Jeffery Howells, chief financial officer at Tech Data Corp. said the Clearwater company's taxes will be down from the $96-million set aside last year.
"Our year-to-date sales are down 11 percent, so our earnings are down and clearly the taxes will be down," he said. "In addition, in the quarter ended July 31, we did take a special one-time charge of $20-million, so that will have an impact."
Tech Data's write-off for certain software and Internet-related investments is peanuts compared to the tax deductions being taken by corporations, large and small, as they undertake major restructuring. Lucent Technologies Inc., for instance, has taken pretax charges of $3.4-billion for the first nine months of the year as it struggles to survive. During the same period, Lucent lost $7.3-billion.
Executive stock options that drop in value or become worthless in a declining stock market also can have an impact on a corporation's tax liability.
When an executive exercises a stock option in a rising market, the company that issued the option gets a benefit in the form of a higher wage deduction. If the options are worthless and the executive's total compensation is less, the company has lower deductions.
Joel Friedman, a senior fellow with the Center on Budget and Policy Priorities in Washington, D.C., said it is notoriously difficult to project a corporation's taxable profits because so many elements affect the bottom line.
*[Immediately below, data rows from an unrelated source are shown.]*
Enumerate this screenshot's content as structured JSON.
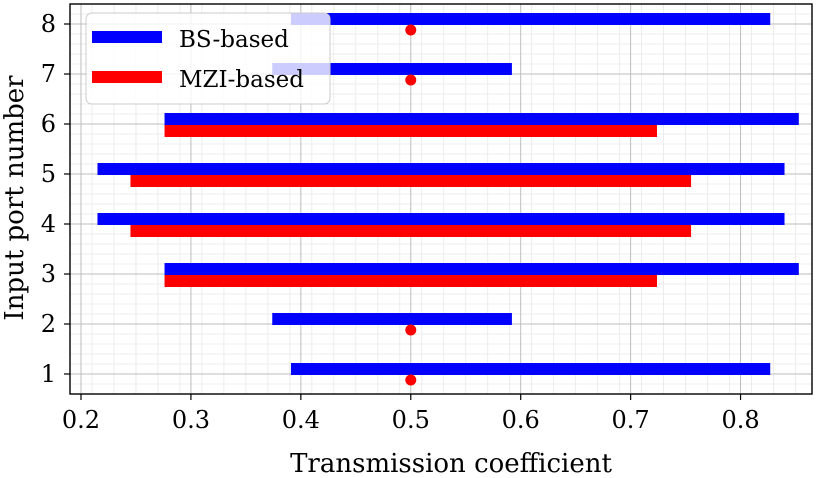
{
  "chart_data": {
    "type": "range-bar",
    "xlabel": "Transmission coefficient",
    "ylabel": "Input port number",
    "xlim": [
      0.19,
      0.865
    ],
    "ylim": [
      0.6,
      8.4
    ],
    "x_major_ticks": [
      0.2,
      0.3,
      0.4,
      0.5,
      0.6,
      0.7,
      0.8
    ],
    "x_tick_labels": [
      "0.2",
      "0.3",
      "0.4",
      "0.5",
      "0.6",
      "0.7",
      "0.8"
    ],
    "y_ticks": [
      1,
      2,
      3,
      4,
      5,
      6,
      7,
      8
    ],
    "y_tick_labels": [
      "1",
      "2",
      "3",
      "4",
      "5",
      "6",
      "7",
      "8"
    ],
    "grid": true,
    "legend": {
      "placement": "top-left",
      "entries": [
        {
          "label": "BS-based",
          "color": "#0000ff"
        },
        {
          "label": "MZI-based",
          "color": "#ff0000"
        }
      ]
    },
    "series": [
      {
        "name": "BS-based",
        "color": "#0000ff",
        "ranges": [
          {
            "port": 1,
            "min": 0.391,
            "max": 0.827
          },
          {
            "port": 2,
            "min": 0.374,
            "max": 0.592
          },
          {
            "port": 3,
            "min": 0.276,
            "max": 0.853
          },
          {
            "port": 4,
            "min": 0.215,
            "max": 0.84
          },
          {
            "port": 5,
            "min": 0.215,
            "max": 0.84
          },
          {
            "port": 6,
            "min": 0.276,
            "max": 0.853
          },
          {
            "port": 7,
            "min": 0.374,
            "max": 0.592
          },
          {
            "port": 8,
            "min": 0.391,
            "max": 0.827
          }
        ]
      },
      {
        "name": "MZI-based",
        "color": "#ff0000",
        "ranges": [
          {
            "port": 1,
            "min": 0.5,
            "max": 0.5
          },
          {
            "port": 2,
            "min": 0.5,
            "max": 0.5
          },
          {
            "port": 3,
            "min": 0.276,
            "max": 0.724
          },
          {
            "port": 4,
            "min": 0.245,
            "max": 0.755
          },
          {
            "port": 5,
            "min": 0.245,
            "max": 0.755
          },
          {
            "port": 6,
            "min": 0.276,
            "max": 0.724
          },
          {
            "port": 7,
            "min": 0.5,
            "max": 0.5
          },
          {
            "port": 8,
            "min": 0.5,
            "max": 0.5
          }
        ]
      }
    ]
  }
}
"Profits are the residual income in the economy," he said. "They're what remains after all the productive inputs are compensated, so they tend to vary more over time."
Still, Tax Notes' Sheppard said the abrupt drop in corporate tax receipts should take no one by surprise.
"People watching early indicators have been seeing this train coming down the tracks," Sheppard said. A growing number of syndicated loan defaults and bankruptcy filings are two sure signs of an economic downturn, she said.
In fact, Sheppard expects that many corporations being liquidated will have just one asset of interest to buyers: tax write-offs in the form of big net operating loss carry-overs. "I expect there will be lots of fights over whether buyers are allowed to use these carry-overs (against their profits)," she said.
Other signs that Sheppard says signal lower corporate taxes in coming years: a growing number of bad loans that will turn into deductible losses for banks; fewer cars rolling off the line at auto manufacturers meaning lower income; and slowing retail sales.
"I don't know how fast the bad news is going to come," said Sheppard, who characterizes the downturn as a typical business cycle. "But we're not at the bottom of anything yet."